В таком случае Хейвигу пришлось бы в совершенстве овладеть арамейским, изучить миллионы деталей жизни и забыть о своем поиске… Он вздохнул и встал. Солнце взошло над горизонтом.
Скоро он увидел других людей. Однако продолжал держаться как чужак.
(«— Если что-то и меняет жизнь человека, — говорил он, — так это наука и технология. Только подумайте над следующим фактом — пока это еще факт: родителям не нужно считать, что некоторые их дети обязательно умрут. И получите абсолютно иное представление о ребенке. — Должно быть, он заметил по моему выражению, что я вспомнил о Норе, потому что положил мне руку на плечо и сказал: — Простите, док. Мне не следовало об этом говорить. И не просите, чтобы я отправился в прошлое с фотоаппаратом и сфотографировал ее или отнес бы шприц с пенициллином. Я пытался изменить прошлое, и всякий раз что-нибудь меня останавливало… Подумайте об электрических лампах или даже о свечах. Если у вас есть только мигающий фитиль в чашке с маслом, вы привязаны к дневному свету. Простая возможность не ложиться рано спать не так уж и проста. Она имеет множество тонких, но далеко заходящих последствий для психики»).
Люди вставали на рассвете, гнали скот, пололи всходы, разжигали костры, варили и прибирались, готовились к субботе. Бородатые мужчины в рваной одежде гнали в город тощих ослов, перегруженных товарами. Дети, едва научившиеся ходить, собирали просыпанное зерно: дети чуть постарше отгоняли бродячих собак от овец.

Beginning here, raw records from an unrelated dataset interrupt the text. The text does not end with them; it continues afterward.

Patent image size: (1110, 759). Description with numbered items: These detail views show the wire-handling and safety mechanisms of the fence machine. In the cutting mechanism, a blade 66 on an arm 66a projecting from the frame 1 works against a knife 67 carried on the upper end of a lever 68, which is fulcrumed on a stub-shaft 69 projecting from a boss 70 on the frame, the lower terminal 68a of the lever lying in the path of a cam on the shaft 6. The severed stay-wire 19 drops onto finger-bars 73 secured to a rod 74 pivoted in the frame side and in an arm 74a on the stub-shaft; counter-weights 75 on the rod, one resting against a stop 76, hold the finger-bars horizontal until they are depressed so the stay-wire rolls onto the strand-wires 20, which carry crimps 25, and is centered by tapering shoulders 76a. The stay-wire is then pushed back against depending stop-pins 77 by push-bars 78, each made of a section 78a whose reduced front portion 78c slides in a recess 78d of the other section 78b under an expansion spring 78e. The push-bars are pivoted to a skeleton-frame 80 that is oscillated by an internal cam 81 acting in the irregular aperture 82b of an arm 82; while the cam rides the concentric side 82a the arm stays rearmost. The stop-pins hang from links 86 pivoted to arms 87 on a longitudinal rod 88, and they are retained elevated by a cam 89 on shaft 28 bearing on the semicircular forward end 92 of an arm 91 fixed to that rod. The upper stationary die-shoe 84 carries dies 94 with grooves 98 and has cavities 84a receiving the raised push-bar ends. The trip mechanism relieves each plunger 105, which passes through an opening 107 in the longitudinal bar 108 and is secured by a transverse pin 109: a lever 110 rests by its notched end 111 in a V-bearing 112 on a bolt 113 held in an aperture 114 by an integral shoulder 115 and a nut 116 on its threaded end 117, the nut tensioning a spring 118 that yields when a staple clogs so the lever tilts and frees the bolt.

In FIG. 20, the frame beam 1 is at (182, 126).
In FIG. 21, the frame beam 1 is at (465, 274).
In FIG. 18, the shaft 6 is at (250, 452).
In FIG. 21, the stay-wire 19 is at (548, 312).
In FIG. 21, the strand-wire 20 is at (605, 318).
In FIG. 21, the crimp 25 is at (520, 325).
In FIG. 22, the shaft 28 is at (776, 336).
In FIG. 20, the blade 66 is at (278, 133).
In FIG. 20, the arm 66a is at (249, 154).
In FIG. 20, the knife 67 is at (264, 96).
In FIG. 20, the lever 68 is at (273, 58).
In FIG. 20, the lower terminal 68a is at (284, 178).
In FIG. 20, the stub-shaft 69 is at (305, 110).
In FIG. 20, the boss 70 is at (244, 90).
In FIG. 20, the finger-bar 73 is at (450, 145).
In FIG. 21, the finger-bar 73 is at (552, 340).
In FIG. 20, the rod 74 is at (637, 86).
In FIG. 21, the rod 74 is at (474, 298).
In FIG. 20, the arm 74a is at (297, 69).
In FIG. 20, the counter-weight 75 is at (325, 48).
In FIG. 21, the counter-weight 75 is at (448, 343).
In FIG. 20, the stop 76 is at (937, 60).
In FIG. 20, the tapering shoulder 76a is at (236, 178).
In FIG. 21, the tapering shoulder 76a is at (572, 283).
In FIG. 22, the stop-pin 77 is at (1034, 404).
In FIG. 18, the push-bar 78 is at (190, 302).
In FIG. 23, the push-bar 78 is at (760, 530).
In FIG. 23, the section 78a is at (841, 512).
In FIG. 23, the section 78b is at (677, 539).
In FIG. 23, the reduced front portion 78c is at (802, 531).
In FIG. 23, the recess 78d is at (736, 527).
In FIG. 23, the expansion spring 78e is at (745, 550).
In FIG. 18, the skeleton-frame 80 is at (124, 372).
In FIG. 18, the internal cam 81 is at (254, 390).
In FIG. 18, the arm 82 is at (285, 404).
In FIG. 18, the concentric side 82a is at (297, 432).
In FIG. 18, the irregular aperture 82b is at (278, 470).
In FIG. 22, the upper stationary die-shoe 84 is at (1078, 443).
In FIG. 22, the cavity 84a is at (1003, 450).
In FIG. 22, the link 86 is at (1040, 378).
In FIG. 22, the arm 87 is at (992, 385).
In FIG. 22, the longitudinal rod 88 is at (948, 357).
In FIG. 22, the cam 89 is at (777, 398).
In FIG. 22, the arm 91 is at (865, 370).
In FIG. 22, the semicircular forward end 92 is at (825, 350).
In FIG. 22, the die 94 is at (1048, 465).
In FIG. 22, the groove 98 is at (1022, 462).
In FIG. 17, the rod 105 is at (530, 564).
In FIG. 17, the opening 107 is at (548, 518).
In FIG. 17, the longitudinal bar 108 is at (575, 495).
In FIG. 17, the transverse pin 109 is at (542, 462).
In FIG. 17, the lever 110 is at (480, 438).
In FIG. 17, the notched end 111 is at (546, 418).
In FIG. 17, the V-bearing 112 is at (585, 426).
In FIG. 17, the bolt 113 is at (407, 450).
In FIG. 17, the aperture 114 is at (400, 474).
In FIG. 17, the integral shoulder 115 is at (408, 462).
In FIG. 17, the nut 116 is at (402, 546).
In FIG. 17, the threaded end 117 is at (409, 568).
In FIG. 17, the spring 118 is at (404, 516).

Добравшись до мостовой, Хейвиг попал в толпу: караванщики издалека, шейхи, священники, отвратительные нищие, крестьяне, ремесленники, запоздавшая и совершенно пьяная проститутка, двое анатолийских купцов в цилиндрических шапках, в сопровождении человека в греческой тунике; послышался хриплый крик — требование дать дорогу, и с топотом и звоном металла мимо проехал возвращающийся с ночного дежурства отряд римских солдат.
Я видел фотографии, которые Хейвиг делал в разных обстоятельствах, и хорошо представляю себе эту сцену. Она не такая яркая, как может вообразить человек, живущий в эпоху анилиновых красок и флуоресценции. Одежда обычно коричневая, серая, синяя, цвета киновари и пыльная. Но шум оглушительный — резкие голоса, смех, клятвы, преувеличенная ложь и хвастовство, звуки арфы, обрывки песен; шорох ног, топот неподкованных копыт, скрип деревянных колес, лай собак, блеяние овец, рев верблюдов — и все время весеннее пение птиц. А люди эти — не сдержанные англичане или американцы; нет, они машут руками, разрезают воздух ладонями, хлопают друг друга по спине, приплясывают, хватаются за кинжал при оскорблениях и почти сразу же в человеческую плоть вбивали гвозди; но то, что он вдыхал, его не душило, не жгло глаза, не вызывало у него эмфизему или рак.